Taming a boundary-less behemoth called Google

By Pickle  February 14, 2018
Taming a boundary-less behemoth called Google, Pickle Media

India is on the cusp of transformation and so is its media industry. But of lately the emergence of Google’s monopoly as an omnipresent entity on the ‘digital real estate’ scene had the old guard worrying, especially when the conventional norms and taxation laws are rather blurred in defining the internet search giant.

In short, the dilemma that we find ourselves in is how to define Google? Is it just a search engine, an aggregator, or a media company using a set of algorithms redefining the rules of advertising and what we consume, or is it all in one with more power than we can imagine, “eluding an externally set responsibility”, as Siddhartha Mishra puts it in his cover story in Outlook magazine.

If yearly revenue generated by the online giant is anything to go by, it is by far India’s third largest media entity after Star India and Bennett Coleman & Company Ltd with an annual revenue of 7,208.99 crore for FY 2017, but paying minuscule taxes over it.

Physical versus digital entities like Google, which can render services without physical presence, is central to this issue. Taxmen across the world, including in India, are trying to figure out appropriate ways to tax entities like Google that have vertual presence rather than relying only on the good old brick and mortar model.

Despite having thousands of employees working in as many as four offices in Indian cities, “Google does not have a ‘permanent establishment’ in the country. Thus, the imposition of equalisation levy of 6 per cent on the digital ad space by the Finance Bill 2016 is considered a good initiative in this regard.
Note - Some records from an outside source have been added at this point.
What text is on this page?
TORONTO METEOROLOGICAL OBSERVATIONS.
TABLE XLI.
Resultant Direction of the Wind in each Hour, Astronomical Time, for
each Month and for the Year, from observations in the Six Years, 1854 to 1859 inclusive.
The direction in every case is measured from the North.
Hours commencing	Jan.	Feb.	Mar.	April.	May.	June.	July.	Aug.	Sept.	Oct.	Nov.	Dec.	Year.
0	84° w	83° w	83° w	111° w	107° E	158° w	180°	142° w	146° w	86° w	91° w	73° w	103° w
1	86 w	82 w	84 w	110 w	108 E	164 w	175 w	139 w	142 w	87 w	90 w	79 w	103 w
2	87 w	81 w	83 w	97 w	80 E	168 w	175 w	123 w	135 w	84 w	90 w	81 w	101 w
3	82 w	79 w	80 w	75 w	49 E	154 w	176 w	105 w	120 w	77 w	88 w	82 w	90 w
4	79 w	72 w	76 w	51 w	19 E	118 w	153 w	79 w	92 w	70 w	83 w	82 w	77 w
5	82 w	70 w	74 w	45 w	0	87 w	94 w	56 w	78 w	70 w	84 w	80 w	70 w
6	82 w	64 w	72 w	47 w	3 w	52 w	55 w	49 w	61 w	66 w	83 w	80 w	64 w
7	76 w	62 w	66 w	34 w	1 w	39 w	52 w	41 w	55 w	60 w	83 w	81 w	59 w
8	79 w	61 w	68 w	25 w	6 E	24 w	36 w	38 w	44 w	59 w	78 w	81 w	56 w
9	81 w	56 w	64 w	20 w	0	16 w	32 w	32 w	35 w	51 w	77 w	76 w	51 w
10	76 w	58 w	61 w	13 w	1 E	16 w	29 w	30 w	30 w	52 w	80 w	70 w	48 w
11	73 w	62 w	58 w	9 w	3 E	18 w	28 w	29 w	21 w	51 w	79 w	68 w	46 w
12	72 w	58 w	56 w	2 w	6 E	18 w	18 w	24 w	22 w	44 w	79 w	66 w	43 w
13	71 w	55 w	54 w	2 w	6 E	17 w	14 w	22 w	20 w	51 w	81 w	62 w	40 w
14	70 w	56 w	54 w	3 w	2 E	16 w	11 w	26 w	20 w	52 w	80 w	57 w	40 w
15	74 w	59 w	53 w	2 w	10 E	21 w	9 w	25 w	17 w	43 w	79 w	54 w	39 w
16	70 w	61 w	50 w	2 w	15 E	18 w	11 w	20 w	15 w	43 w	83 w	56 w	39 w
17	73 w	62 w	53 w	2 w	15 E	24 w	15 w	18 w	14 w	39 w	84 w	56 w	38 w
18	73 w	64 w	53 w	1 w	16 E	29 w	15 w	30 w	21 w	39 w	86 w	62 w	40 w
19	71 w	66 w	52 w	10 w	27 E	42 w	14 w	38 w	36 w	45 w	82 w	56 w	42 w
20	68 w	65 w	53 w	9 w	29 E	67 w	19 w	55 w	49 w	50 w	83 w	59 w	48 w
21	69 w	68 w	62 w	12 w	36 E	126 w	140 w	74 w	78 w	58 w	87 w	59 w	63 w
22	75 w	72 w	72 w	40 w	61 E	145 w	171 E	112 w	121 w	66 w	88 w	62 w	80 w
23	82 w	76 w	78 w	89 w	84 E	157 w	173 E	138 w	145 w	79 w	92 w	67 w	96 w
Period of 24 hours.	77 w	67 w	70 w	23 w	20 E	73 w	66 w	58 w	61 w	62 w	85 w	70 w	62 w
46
Besides underscoring the unprecedented power the “new big media” wields, “without creating any content”, Mishra makes remarkable observations as to how the internet behemoth is gobbling up the biggest chunk of dissemination and advertising revenue pie with little regard for publishers — the real creator of content — who are actually finding themselves at a receiving end.

Google is not only “deciding the advertising rates for different publications by its own metrics” but is set to go a step beyond by making Chrome, the browser by Google which is inbuilt in around 80 per cent smart phones in India and has an estimated 42 per cent share of browser use in India, start blocking ads on media pages accessed through Google from next month.

Gautam Sinha, CEO, Times Internet Limited, in a recent editorial in Times of India, says, “Google is effectively regulating the entire digital ad industry, including its competitors — a role no company should have the authority to do.”

In order to understand the real implications of how uneven playing field created by Google’s monopoly may play out in future in India, we need to look back at Competition Commission’s direction to investigate four separate cases of abuse of dominance by Google a couple of year back. One of the cases involved the owners of Bharat Matrimony. The allegations included similar to what the popular vertical search engine Foundem accused Google of — favouring its own links in searches.

“In June 2017, after a seven-year probe, Google was handed a penalty of $2.8 billion by the EU for a breach of anti-trust rules that related to search results for shopping comparisons,” writes Mishra.

Though tax laws and definition of digital business entities may evolve over time, it is high time that the media industry stakeholders in India put their heads togther to find amicable ways to tame the internet giant before it’s too late.